Toutefois, malgré le climat anti-israélien croissant dans la grande majorité des pays de la région (y compris même la Turquie, alliée de l’OTAN), la résolution de l’ONU condamnant les frappes disproportionnées d’Israël sur la bande de Gaza, soutenue par 120 pays, les États-Unis insistent toujours sur l’admissibilité de l’opération terrestre des forces de défense israéliennes contre le Hamas. Des forces et des moyens américains additionnels sont déplacés vers l’épicentre du conflit, ce qui, avec les ressources des bases militaires américaines stationnées au Moyen-Orient, vise à fournir l’assistance nécessaire aux Israéliens.

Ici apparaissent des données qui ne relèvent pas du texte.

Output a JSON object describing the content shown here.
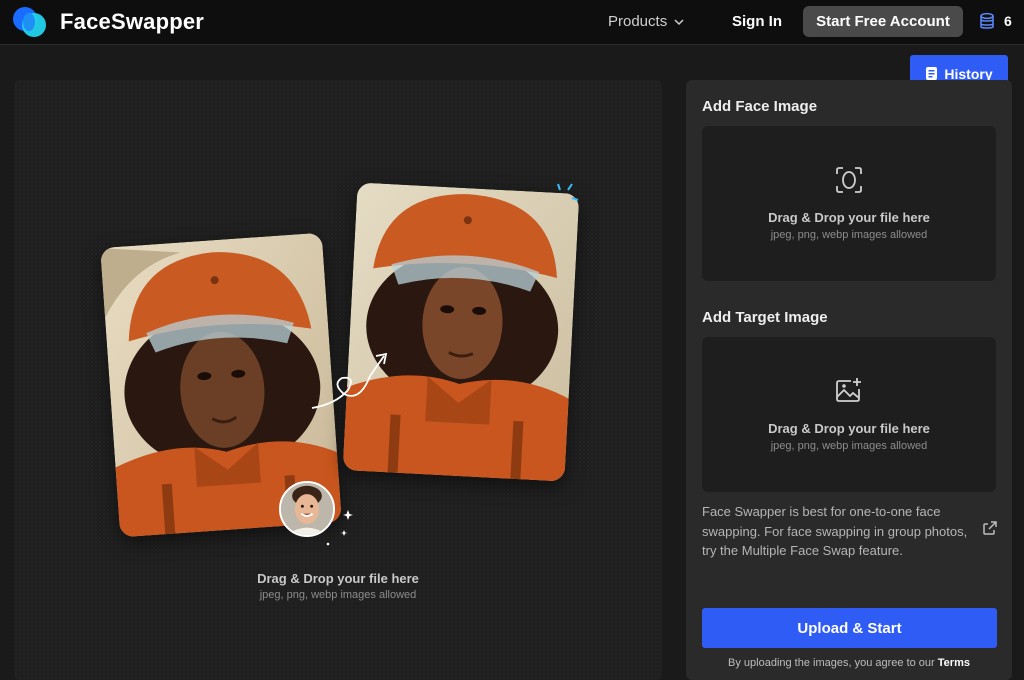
{
  "header": {
    "brand": "FaceSwapper",
    "nav_products": "Products",
    "sign_in": "Sign In",
    "start_account": "Start Free Account",
    "credits": "6",
    "icons": {
      "logo": "overlapping-circles-logo",
      "chevron": "chevron-down-icon",
      "credits": "coins-stack-icon"
    }
  },
  "history": {
    "label": "History",
    "icon": "history-file-icon"
  },
  "left_panel": {
    "drop_title": "Drag & Drop your file here",
    "drop_sub": "jpeg, png, webp images allowed"
  },
  "right_panel": {
    "face_section": {
      "title": "Add Face Image",
      "drop_title": "Drag & Drop your file here",
      "drop_sub": "jpeg, png, webp images allowed",
      "icon": "face-scan-icon"
    },
    "target_section": {
      "title": "Add Target Image",
      "drop_title": "Drag & Drop your file here",
      "drop_sub": "jpeg, png, webp images allowed",
      "icon": "image-add-icon"
    },
    "info_text": "Face Swapper is best for one-to-one face swapping. For face swapping in group photos, try the Multiple Face Swap feature.",
    "upload_button": "Upload & Start",
    "terms_prefix": "By uploading the images, you agree to our",
    "terms_link": "Terms"
  },
  "colors": {
    "accent": "#2f5cf5",
    "header_bg": "#0e0e0e",
    "panel_bg": "#2a2a2a",
    "logo_blue": "#1a6bff",
    "logo_cyan": "#22d3ee"
  }
}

Au cours du dernier mois de combats, le département d’État a intensifié ses activités dans la région. Antony Blinken s’est déplacé à plusieurs reprises en Israël, en Jordanie, au Bahreïn et en Turquie. Dans le même temps, de nombreux experts estiment que la mission du secrétaire d’État Blinken au Moyen-Orient a en fait été un échec, car la liste des pays mécontents des « actions criminelles d’Israël » et du « patronage américain » ne cesse de s’allonger.

Pour illustrer ce propos, on peut citer l’augmentation de la rhétorique anti-israélienne et des actions anti-américaines dans les pays de l’Orient arabe, la Turquie et l’Iran. En effet, il y a une menace d’expansion géographique et d’internationalisation du conflit impliquant, au minimum, des forces pro-iraniennes telles que les Houthis yéménites, le Hezbollah libanais, les groupes chiites d’Irak et de Syrie.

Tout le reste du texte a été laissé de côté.